La lotta alla malaria tramite le “bonifiche integrali” diventò con la Legge Mussolini del 1928 uno degli aspetti centrali della politica fascista, alla base della quale vi era la convinzione che le conoscenze scientifiche acquisite, se applicate con determinazione, consentivano di sconfiggere definitivamente il morbo. La strategia di attacco prevedeva di integrare l’uso sistematico del chinino con tre forme di bonifica: idraulica (drenaggio delle paludi, controllo dei flussi d’acqua, riempimento di fossati e depressioni), agraria (ripopolamento del territorio e incentivazione delle coltivazioni intensive e dell’allevamento moderno), igienica (difesa dei nuovi abitanti dal morbo tramite la costruzione di alloggi solidi, schermati, ben illuminati e con pareti imbiancate per evitare la penetrazione delle zanzare e facilitare la loro eliminazione).

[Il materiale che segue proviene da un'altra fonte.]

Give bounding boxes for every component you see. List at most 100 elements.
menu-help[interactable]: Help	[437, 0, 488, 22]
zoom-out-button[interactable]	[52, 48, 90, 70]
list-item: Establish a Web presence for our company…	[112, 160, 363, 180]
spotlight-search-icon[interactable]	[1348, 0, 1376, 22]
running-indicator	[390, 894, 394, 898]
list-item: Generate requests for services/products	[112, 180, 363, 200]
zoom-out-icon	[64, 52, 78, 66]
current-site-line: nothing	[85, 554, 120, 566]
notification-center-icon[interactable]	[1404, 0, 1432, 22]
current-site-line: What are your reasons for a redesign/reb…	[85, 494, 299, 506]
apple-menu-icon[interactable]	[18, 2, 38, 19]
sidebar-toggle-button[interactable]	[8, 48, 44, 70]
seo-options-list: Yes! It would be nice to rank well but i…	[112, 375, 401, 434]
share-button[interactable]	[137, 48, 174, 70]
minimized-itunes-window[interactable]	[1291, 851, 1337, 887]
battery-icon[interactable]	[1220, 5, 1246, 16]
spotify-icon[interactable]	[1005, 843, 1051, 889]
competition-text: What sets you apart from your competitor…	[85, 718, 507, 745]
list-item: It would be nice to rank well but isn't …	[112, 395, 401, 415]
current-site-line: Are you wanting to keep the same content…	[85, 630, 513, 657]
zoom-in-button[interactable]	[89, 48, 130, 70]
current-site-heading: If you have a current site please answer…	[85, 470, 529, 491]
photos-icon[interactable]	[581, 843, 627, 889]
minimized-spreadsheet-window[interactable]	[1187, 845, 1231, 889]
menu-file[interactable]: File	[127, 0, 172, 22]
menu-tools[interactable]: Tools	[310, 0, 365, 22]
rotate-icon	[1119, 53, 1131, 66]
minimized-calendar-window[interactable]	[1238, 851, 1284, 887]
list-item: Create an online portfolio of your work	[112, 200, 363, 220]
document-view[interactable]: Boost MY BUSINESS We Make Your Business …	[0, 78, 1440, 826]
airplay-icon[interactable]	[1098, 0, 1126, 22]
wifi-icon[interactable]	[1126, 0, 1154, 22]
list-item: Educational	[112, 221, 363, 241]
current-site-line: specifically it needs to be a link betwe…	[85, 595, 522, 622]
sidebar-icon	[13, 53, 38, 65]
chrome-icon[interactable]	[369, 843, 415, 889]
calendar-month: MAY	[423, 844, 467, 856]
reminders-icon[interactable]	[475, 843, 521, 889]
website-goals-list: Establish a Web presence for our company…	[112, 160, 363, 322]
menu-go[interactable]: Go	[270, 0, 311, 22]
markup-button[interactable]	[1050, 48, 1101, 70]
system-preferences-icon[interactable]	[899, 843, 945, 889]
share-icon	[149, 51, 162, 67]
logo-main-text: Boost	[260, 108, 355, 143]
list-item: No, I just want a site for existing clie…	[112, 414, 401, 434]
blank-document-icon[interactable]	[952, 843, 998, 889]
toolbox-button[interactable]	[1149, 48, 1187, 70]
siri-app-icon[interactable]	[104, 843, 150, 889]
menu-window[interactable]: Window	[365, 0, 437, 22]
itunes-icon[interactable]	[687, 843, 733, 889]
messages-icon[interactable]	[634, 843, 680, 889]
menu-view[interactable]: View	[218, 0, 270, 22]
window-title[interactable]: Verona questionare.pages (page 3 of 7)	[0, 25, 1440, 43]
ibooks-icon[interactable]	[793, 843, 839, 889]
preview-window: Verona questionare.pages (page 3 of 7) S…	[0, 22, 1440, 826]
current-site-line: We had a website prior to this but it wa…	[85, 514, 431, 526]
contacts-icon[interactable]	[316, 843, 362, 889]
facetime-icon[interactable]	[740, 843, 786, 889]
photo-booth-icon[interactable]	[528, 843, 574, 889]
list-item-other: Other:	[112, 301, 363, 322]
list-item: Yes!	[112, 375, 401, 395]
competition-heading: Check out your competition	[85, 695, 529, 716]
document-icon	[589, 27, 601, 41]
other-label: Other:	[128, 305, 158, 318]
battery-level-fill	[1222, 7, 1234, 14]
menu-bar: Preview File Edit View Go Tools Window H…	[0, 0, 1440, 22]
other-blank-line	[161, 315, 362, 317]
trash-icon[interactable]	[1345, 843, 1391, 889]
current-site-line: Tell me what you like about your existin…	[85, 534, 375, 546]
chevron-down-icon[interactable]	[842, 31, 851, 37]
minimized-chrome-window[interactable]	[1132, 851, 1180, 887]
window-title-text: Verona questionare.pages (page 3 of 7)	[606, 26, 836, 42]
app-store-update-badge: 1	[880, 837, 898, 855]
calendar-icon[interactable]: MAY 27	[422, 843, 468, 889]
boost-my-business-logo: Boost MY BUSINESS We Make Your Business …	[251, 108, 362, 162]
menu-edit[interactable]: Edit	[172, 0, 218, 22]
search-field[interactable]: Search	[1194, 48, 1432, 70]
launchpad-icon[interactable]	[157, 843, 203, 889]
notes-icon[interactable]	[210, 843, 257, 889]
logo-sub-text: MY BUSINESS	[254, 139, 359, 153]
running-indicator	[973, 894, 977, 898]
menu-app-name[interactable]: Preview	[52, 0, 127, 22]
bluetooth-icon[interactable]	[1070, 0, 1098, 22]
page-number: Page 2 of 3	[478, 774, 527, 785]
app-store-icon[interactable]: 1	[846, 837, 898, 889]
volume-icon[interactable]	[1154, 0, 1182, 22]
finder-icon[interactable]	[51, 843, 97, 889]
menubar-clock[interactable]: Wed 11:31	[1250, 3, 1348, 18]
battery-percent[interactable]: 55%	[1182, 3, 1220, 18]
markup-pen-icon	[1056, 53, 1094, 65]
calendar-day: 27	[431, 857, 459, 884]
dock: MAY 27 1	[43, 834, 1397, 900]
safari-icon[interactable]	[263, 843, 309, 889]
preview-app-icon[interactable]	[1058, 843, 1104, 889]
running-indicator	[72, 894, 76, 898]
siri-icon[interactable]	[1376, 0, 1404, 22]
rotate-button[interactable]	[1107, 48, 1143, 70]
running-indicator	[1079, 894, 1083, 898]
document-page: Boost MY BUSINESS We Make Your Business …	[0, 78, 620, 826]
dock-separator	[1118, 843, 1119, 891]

Come area di sperimentazione della nuova strategia integrata venne scelto l’Agro Pontino, una zona a sud di Roma, desolata, infestata dalle zanzare e praticamente disabitata. La bonifica integrale (idraulica, agraria, igienica) ebbe inizio nel novembre 1928 e fu terminata dieci anni dopo, nel dicembre 1939. Si trattò di un’impresa immane nella quale furono impiegati fino a 120 000 lavoratori. Vennero costruiti 16 500 chilometri di canali di drenaggio, 743 chilometri di strade pubbliche, 416 chilometri di vie di accesso alle proprietà, vennero posti 640 chilometri di cavi dell’alta tensione e 1080 chilometri di cavi telefonici, vennero piantati 1,6 milioni di pini frangivento, vennero edificate cinque nuove città (Littoria, Pomezia, Aprilia, Sabaudia, Pontinia) e diciotto borgate. Il territorio così bonificato e liberato dalle zanzare venne suddiviso in appezzamenti ampi dai quattro ai cinquanta ettari, dotati di un edificio a due piani, una stalla, un fienile, un pozzo e una vigna, che vennero assegnati a 60 mila coloni, di origine veneta per lo più, cui venne data la possibilità di riscattare la terra con una serie di rate annuali.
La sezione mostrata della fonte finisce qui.